Salut Sylvie, comment ça va ? Je suis contente de te recevoir sur l’Ambition au Féminin.

[00:05:20.260] – Sylvie Ramel

Salut ! Moi aussi c’est un grand plaisir d’être là.

[00:05:26.470] – Tatiana St-Louis

Oui et puis tu sais, je te connais depuis quelque temps maintenant, quelques mois, on a évolué côte à côte dans MoneyBrand, donc c’est à travers aussi tes infolettres, ton travail, les discussions qu’on a eues que j’ai eu envie de t’inviter sur le podcast, parce que je pense que tu as une vision très unique de ton expertise, de l’entrepreneuriat, de comment ça s’inscrit dans un mouvement social. Bref, il y a comme beaucoup de choses au niveau de ce que tu fais, que je trouve à la fois original, intriguant et je pense que ça peut nous aider aussi à sortir de nos visions préétablies sur certains actes du quotidien, dont la cuisine notamment. Alors je voulais peut-être qu’on commence la conversation… Je pose toujours ma question brise-glace à mes invités. Et toi, je voulais te poser la question : c’est quoi l’ambition pour toi ?

[00:06:25.300] – Sylvie Ramel

Pour moi, l’ambition, c’est d’arriver à me réaliser d’une manière qui soit la plus alignée possible, avec quelque part, tout au fond de moi, vraiment le sentiment de contribuer.

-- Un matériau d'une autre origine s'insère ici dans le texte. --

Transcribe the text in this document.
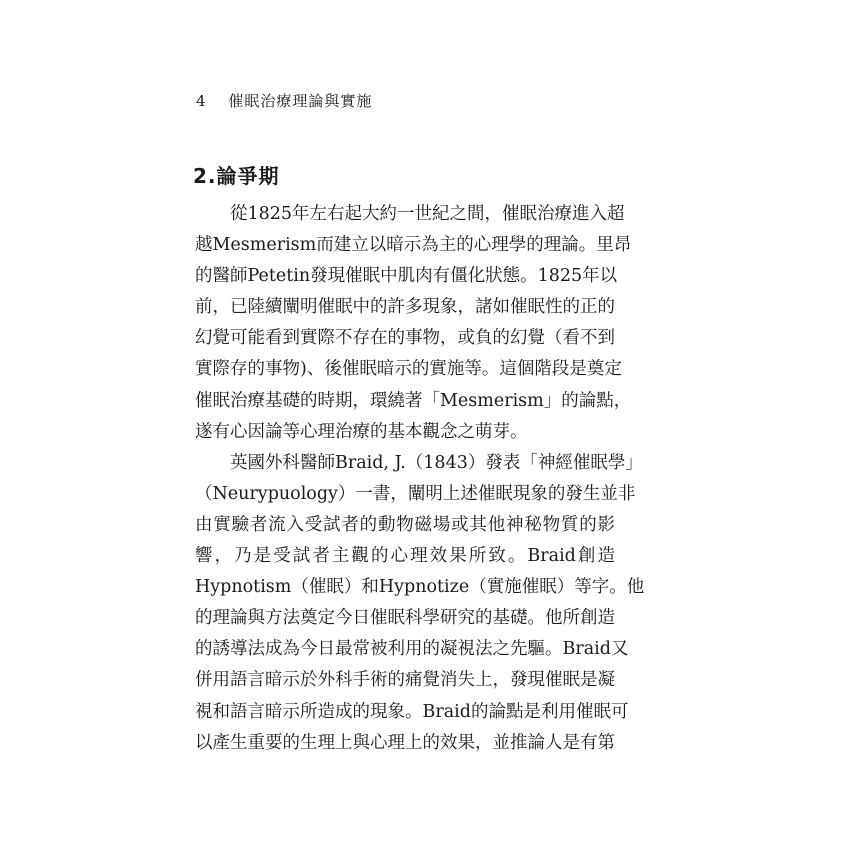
4 催眠治療理論與實施
2.論爭期
從1825年左右起大約一世紀之間，催眠治療進入超
越Mesmerism而建立以暗示為主的心理學的理論。里昂
的醫師Petetin發現催眠中肌肉有僵化狀態。1825年以
前，已陸續闡明催眠中的許多現象，諸如催眠性的正的
幻覺可能看到實際不存在的事物，或負的幻覺（看不到
實際存的事物)、後催眠暗示的實施等。這個階段是奠定
催眠治療基礎的時期，環繞著「Mesmerism」的論點，
遂有心因論等心理治療的基本觀念之萌芽。
英國外科醫師Braid, J.（1843）發表「神經催眠學」
（Neurypuology）一書，闡明上述催眠現象的發生並非
由實驗者流入受試者的動物磁場或其他神秘物質的影
響，乃是受試者主觀的心理效果所致。Braid創造
Hypnotism（催眠）和Hypnotize（實施催眠）等字。他
的理論與方法奠定今日催眠科學研究的基礎。他所創造
的誘導法成為今日最常被利用的凝視法之先驅。Braid又
併用語言暗示於外科手術的痛覺消失上，發現催眠是凝
視和語言暗示所造成的現象。Braid的論點是利用催眠可
以產生重要的生理上與心理上的效果，並推論人是有第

[00:06:39.400] – Sylvie Ramel

C’est de trouver cette intersection entre une réalisation de moi, mais avec quelque part une cause que je porte, quelle que soit la cause, mais bien sûr, une cause qui m’est proche, qui fasse du sens. Mais je n’ai pas envie de réussir juste pour moi toute seule, mais quelque part pour ma contribution au collectif.

[00:07:00.200] – Tatiana St-Louis

Oui, et je pense que ça rejoint beaucoup des personnes qui naviguent dans mon univers ou qui font de l’entrepreneuriat… Excusez, désolée, le téléphone a sonné… Qui naviguent dans mon univers ou qui ont cette vision de l’entrepreneuriat comme d’un geste collectif ou une trace qu’on peut laisser. Puis comment pour toi… Tu sais… Est-ce que c’est quelque chose que tu as été… Par exemple c’est social dans ta famille ? Ça a été très, je sais pas moi, encouragé ou comment t’en es venue à ça ?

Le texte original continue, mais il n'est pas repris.